About the job
We are seeking a skilled Cloud Engineer – Azure to join our dynamic team. This role will primarily focus on the deployment, operation, and troubleshooting of Azure cloud services, with a particular emphasis on Unix/Linux systems and networking. You will play a critical part in establishing and supporting secure, resilient connectivity and platform services, including VNets, routing, private access, load balancing, and hybrid connectivity (VPN/ExpressRoute). You will collaborate closely with SRE, Security, Engineering, Product Support, and customer teams across various time zones including US, UK, and APAC. To thrive in this role, candidates should possess hands-on Azure expertise, solid Linux administration skills, proficiency in Infrastructure as Code (IaC) automation, and the ability to manage incidents in a 24/7 operational environment.
Key Responsibilities:
- Provision, configure, and manage Azure resources, including VMs/VMSS (Linux), VNets/Subnets, NSGs/ASGs, UDRs/route tables, Private Link/Private Endpoints, Application Gateway, Azure Load Balancer, Azure Firewall, Bastion, Azure DNS, Storage.
- Implement hybrid connectivity patterns such as site-to-site VPN (IPsec/IKEv2), ExpressRoute, vWAN, and hub-and-spoke designs.
- Utilize RBAC, Managed Identities, and Key Vault for managing secrets and certificates.
- Develop and maintain infrastructure as code using Terraform (azurerm) and/or Bicep, employing Azure CLI and Git-based workflows.

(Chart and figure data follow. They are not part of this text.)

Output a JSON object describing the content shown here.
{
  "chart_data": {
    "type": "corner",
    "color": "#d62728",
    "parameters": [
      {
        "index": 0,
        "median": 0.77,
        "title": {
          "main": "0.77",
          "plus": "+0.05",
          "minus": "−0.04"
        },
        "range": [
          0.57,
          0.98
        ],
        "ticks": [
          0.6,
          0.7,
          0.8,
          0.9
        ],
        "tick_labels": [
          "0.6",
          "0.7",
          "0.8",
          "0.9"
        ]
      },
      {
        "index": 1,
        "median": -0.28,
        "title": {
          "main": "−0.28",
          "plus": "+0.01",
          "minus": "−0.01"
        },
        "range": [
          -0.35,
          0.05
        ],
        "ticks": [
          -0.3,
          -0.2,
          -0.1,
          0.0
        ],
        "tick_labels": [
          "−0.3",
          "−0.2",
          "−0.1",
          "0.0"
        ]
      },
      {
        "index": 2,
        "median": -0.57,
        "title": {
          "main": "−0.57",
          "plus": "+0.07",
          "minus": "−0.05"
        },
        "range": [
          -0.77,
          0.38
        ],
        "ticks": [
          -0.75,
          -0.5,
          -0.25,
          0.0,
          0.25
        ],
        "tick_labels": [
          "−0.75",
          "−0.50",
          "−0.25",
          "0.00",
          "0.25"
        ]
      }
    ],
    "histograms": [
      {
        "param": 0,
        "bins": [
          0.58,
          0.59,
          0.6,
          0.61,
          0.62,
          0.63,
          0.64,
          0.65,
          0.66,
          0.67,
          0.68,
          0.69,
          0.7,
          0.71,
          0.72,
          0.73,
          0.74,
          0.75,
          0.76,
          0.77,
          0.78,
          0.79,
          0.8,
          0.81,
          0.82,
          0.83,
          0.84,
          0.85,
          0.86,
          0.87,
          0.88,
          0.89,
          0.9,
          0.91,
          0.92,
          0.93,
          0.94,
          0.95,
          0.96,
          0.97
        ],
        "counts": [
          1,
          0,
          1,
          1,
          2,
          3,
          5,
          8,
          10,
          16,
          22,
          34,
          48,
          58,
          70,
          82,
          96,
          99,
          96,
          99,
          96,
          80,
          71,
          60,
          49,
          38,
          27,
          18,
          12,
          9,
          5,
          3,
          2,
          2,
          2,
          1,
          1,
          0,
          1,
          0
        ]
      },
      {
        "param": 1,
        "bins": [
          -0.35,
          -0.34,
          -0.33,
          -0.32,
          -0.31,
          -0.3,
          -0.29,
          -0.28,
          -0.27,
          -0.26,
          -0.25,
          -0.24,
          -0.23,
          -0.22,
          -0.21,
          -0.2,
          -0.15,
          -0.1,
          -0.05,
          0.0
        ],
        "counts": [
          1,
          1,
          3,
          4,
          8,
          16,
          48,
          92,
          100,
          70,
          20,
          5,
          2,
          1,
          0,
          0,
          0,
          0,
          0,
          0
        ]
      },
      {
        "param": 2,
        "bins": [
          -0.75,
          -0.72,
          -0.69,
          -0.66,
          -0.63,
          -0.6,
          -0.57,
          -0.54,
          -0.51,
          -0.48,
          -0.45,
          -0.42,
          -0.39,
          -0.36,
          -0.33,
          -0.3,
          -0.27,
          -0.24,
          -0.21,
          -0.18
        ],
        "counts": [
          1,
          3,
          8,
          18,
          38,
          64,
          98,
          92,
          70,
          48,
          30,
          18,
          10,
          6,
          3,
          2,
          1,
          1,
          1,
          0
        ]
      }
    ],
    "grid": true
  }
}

- Write and enhance Bash/Python scripts to automate builds, validations, patching, and operational checks; contribute to reusable modules/patterns in CI/CD.
- Monitor system health with Azure Monitor, Log Analytics/KQL, Application Insights, and Network Watcher (Connection Monitor, NSG flow logs, packet capture).
- Conduct in-depth troubleshooting across Linux OS, networking (routing/NAT/DNS/TLS), private connectivity, load balancing, and platform services; provide clear diagnostics and timelines.
- Coordinate maintenance windows, patching, and compliance activities; maintain auditable SOPs/runbooks/diagrams and adhere to change/incident/problem management processes.
- Engage directly with customer IT/network teams to plan connectivity (VPN/ExpressRoute), execute cutovers, and resolve issues; communicate trade-offs effectively.
- Collaborate with SRE/Engineering to enhance observability, resiliency, and cost efficiency; assist Support with Azure/network-centric cases.
- Participate in the global on-call rotation for P1/P2 incidents; ensure proper ticket hygiene and seamless shift transitions.
- Contribute to post-incident reviews, knowledge base updates, and continuous improvement initiatives.